Escudos de Armas del apellido:
El escudo, en heráldica, es el soporte físico del blasón, al centro de las armerías. En la panoplia que representa el blasón, el escudo propiamente dicho representa el escudo de los hombres de armas. Las armas son generalmente presentadas sobre un escudo pero otros soportes son posibles: una vestimenta como el tabardo del heraldo, un elemento de arquitectura como un anuncio mural, un objeto doméstico... En este caso, la forma del contorno es aquella del soporte. El escudo se materializa por la forma geométrica y sus divisiones potenciales, o mesa de espera, en la que están representadas las armas. El escudo puede tomar diferentes formas, de acuerdo al origen de su representación.

Simbología de los escudos de Armas:
Teniendo en cuenta la indumentaria que en la Edad Media vestían los caballeros en la batalla (armadura, celada, etc.), y que los hacía irreconocibles, resultaba necesario buscar un método de identificación y distinción entre los contendientes, que fuera revelador, preciso y rápido a una cierta distancia.

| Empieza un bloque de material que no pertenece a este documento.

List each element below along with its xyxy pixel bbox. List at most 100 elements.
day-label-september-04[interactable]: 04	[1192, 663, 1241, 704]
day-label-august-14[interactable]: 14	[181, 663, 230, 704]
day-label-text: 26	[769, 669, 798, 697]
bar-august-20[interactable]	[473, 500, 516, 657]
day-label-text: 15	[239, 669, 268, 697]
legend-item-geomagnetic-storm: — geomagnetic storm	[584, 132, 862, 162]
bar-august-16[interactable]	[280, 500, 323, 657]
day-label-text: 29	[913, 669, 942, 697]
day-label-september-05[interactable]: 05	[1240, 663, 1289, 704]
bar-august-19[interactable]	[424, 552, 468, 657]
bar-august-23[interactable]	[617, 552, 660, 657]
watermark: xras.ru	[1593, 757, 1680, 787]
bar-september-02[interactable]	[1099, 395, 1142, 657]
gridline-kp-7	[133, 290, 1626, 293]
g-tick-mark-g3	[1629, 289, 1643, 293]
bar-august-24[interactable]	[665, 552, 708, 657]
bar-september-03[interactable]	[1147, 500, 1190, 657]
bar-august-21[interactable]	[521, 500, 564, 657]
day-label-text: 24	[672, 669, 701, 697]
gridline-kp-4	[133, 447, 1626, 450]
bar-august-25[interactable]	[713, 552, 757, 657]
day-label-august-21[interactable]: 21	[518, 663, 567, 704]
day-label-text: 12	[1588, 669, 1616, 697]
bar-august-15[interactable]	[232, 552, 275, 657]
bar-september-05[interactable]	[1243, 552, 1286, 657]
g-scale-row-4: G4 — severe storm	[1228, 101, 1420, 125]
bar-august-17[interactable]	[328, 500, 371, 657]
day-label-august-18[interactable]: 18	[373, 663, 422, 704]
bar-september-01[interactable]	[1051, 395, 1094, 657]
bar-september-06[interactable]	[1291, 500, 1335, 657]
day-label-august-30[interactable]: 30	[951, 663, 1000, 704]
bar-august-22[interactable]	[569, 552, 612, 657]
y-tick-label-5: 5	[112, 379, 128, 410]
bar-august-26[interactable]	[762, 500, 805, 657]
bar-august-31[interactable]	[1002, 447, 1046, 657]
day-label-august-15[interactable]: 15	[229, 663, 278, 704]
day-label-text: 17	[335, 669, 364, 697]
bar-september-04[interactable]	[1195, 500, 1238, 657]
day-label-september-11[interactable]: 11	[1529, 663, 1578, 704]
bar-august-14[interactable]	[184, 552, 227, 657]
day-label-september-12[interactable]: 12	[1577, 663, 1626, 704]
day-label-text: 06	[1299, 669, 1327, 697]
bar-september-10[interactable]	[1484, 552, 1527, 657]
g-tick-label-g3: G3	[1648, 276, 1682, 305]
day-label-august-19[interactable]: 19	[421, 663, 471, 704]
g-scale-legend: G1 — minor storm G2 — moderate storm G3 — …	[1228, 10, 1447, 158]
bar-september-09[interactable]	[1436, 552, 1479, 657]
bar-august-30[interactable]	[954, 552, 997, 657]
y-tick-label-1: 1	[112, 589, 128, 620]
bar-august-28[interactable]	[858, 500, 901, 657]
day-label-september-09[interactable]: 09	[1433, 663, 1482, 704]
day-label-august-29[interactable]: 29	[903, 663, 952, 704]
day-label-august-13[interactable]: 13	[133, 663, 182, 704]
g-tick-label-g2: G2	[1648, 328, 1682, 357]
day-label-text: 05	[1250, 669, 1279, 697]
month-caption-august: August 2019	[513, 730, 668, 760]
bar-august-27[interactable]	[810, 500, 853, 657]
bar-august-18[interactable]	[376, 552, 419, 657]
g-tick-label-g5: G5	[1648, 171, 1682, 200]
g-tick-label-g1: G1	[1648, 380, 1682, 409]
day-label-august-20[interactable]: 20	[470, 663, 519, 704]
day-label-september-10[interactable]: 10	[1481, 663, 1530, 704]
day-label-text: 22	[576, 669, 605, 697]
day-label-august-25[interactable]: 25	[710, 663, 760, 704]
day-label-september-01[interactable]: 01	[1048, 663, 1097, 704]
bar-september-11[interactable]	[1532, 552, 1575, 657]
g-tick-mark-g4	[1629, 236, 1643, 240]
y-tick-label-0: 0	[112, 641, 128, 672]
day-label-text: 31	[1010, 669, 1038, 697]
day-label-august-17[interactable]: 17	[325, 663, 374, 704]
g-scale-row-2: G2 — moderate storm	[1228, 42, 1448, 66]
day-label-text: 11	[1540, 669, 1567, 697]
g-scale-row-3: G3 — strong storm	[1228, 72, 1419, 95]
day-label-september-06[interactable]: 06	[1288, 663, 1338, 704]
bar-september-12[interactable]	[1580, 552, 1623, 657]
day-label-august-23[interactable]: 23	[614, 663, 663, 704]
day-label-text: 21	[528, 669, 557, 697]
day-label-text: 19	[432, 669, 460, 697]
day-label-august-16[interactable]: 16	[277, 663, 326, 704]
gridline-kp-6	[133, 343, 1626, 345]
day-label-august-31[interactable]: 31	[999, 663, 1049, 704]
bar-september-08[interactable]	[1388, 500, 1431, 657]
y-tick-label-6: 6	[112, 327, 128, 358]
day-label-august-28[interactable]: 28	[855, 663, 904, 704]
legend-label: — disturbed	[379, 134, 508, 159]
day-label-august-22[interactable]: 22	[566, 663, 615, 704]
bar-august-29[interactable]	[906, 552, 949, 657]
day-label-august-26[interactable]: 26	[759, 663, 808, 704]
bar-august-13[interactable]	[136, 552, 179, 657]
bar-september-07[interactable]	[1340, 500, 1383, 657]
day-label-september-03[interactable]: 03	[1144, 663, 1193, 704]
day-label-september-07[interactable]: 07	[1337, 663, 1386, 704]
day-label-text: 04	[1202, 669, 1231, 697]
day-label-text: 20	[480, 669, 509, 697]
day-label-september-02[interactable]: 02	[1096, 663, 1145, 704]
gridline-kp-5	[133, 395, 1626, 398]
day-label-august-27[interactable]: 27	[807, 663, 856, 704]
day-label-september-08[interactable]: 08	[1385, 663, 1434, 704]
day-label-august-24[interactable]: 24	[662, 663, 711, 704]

De ahí surge la fórmula de exhibir en sus escudos tinturas, emblemas, etc., que los diferenciase de forma inequívoca y singular en el campo de batalla. Por eso la simbología heráldica, en su origen, buscaba formas y colores que fuesen notorios y permitiesen distinguir a sus portadores de un golpe de vista. Tal vez es exagerada la tendencia de algunos autores de dar significado o contenido a todos los emblemas (piezas, muebles, etc.) y esmaltes heráldicos, aun así hay varios tratados que estudian la simbología de los blasones de forma muy exhaustiva, entre ellos: "Ciencia Heroyca", de Don José de Avilés. Año 1725; y "Adarga Catalana", de Don Francisco Xavier de Garma y Duràn. Año 1753.